Patients will be followed at baseline, following completion of their VLED prior to surgery, and 30 days following their index surgery date (Table 1).

Table 1 Standard Protocol Items: Recommendations for Interventional Trials (SPIRIT) figure for participant timeline

Baseline

Demographic data will be collected as well as anthropometric measures. Number of patients approached, number of patients consented, and number of patients declined, as well as reasons patients declined, will be recorded to assess feasibility. QoL data will be ascertained via administration of an in-person paper SF-36 questionnaire by a blinded research assistant.

Post-VLED completion

Patient-reported compliance will be assessed via a patient-completed diet diary that they will complete daily during the 3-week period prior to surgery. Both the treatment and control arms will complete these forms and give them to the research assistant in an opaque envelope on the date of their surgery. Patients in the control arms will be instructed to leave the VLED component of the form blank. Anthropometric measures will take place through a blinded research assistant. VLED-related safety data will be ascertained via a combination of patient self-reporting and EMR data. Paper questionnaires will be used to assess the presence of adverse events. QoL data will be ascertained via administration of an SF-36 questionnaire. Intraoperative difficulty will be assess using a short survey immediately following completion of the operation.

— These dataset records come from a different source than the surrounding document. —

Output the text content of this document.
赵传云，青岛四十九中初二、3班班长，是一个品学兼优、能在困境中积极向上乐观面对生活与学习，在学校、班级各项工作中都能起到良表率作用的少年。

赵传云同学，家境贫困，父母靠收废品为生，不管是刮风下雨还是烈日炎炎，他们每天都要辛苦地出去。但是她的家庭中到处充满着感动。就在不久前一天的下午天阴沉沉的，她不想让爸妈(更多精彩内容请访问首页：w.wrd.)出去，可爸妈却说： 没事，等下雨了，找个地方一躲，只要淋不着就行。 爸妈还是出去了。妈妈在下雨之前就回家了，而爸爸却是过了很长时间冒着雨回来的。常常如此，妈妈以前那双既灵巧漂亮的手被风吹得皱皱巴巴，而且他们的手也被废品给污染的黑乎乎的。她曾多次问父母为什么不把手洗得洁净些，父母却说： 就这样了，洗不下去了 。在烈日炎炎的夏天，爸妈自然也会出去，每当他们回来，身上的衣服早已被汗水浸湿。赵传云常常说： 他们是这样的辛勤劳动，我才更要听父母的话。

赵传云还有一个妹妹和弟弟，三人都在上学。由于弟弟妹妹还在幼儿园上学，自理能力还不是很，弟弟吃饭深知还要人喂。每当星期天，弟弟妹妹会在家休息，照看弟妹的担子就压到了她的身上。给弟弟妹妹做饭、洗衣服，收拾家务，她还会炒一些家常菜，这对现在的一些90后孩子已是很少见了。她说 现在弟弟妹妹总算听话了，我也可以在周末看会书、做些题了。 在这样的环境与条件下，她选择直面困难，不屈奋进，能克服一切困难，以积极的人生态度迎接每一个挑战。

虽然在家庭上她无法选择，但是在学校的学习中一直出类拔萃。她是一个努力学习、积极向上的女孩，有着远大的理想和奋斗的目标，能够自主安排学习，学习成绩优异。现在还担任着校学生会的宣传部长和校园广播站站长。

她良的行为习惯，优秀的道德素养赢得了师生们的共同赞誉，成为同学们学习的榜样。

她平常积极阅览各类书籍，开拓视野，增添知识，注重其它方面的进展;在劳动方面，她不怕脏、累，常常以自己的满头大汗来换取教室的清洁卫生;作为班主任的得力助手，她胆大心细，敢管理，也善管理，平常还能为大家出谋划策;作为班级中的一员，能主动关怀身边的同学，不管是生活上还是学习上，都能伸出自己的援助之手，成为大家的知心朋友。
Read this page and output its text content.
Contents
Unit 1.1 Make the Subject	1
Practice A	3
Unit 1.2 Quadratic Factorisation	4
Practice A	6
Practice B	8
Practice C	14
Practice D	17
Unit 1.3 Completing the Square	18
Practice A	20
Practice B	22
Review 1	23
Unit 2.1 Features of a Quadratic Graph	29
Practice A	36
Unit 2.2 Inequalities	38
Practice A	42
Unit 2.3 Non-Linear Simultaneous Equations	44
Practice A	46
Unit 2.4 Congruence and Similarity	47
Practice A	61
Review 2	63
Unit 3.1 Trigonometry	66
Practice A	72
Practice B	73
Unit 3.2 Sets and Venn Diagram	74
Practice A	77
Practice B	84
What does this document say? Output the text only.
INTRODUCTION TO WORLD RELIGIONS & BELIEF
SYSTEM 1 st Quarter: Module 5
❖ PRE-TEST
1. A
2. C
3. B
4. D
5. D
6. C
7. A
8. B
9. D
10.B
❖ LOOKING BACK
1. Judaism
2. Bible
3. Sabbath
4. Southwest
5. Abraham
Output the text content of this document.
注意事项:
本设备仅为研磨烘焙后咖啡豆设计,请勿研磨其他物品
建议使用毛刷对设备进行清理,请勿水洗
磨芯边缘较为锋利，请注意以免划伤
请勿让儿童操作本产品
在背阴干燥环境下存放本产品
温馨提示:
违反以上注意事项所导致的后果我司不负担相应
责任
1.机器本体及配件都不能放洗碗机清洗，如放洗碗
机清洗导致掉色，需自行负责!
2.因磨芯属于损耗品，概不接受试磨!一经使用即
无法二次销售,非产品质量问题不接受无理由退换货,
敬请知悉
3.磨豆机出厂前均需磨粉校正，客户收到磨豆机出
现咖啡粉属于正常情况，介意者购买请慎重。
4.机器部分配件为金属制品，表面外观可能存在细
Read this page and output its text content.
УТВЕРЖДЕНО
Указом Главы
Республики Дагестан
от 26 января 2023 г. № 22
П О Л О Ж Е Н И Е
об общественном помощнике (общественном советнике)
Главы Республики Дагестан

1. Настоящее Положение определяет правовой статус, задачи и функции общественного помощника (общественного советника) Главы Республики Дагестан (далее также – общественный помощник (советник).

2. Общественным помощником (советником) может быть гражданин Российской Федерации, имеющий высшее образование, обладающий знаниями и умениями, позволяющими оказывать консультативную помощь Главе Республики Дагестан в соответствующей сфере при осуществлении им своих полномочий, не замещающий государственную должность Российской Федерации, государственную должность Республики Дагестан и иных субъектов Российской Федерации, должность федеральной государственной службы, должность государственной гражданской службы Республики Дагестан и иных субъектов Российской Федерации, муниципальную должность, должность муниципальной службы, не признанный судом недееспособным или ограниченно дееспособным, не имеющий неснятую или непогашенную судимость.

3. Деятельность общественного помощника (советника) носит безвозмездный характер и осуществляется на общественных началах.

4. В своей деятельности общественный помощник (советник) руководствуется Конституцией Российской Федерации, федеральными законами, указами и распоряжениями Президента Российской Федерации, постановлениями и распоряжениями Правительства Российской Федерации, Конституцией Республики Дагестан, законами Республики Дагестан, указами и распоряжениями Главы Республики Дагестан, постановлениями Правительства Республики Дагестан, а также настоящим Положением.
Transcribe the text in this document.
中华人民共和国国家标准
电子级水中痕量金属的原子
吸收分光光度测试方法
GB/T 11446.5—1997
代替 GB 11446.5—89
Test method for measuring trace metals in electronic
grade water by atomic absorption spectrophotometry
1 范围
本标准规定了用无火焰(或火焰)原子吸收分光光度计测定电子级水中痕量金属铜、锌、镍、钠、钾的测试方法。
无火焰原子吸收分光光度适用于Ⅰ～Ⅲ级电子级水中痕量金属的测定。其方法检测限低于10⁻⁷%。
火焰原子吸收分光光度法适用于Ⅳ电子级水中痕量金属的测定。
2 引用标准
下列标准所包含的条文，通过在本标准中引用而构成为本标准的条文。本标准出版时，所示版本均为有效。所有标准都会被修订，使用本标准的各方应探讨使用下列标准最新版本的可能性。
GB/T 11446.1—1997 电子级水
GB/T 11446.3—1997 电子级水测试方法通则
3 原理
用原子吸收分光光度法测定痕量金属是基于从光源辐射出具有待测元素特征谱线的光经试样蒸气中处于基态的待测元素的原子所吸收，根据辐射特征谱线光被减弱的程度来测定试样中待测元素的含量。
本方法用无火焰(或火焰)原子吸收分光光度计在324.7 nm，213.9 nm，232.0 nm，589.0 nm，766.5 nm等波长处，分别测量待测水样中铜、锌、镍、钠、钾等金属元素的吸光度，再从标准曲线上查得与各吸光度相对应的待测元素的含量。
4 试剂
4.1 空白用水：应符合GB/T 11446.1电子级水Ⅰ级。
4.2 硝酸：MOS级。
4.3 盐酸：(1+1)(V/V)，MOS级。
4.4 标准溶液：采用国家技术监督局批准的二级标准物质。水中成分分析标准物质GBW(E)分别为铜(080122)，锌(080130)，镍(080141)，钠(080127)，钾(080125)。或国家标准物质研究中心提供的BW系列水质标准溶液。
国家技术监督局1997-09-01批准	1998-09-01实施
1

Thirty days postoperatively

Postoperative outcomes will be ascertained via review of the EMR. They will be reviewed on the date of surgery and at 30 days postoperatively. We will assess operative time, intraoperative blood loss, and postoperative LOS via EMRs. Anthropometric data will be measured. QoL data will be ascertained via administration of an SF-36 questionnaire. The number of patients completing the 30-day postoperative follow-up will be recorded to assess feasibility.

Sample size calculation

We propose a pilot RCT of 88 patients (i.e., 22 patients per site) to assess the feasibility of a full RCT aimed at determining the efficacy of preoperative VLED at improving short-term postoperative outcomes in obese patients undergoing non-bariatric surgery. This sample size is sufficient to ascertain our feasibility objectives and is approximately 7.5% of the size of a definitive trial. A full RCT would require 1158 patients (Additional file 4). We justified our proposed sample size of 88 patients based on 95% CIs for one of our feasibility outcomes. Specifically, to assess for 90% follow-up completion, 88 patients would provide 95% CIs of 82–95%, which we believe is adequate precision.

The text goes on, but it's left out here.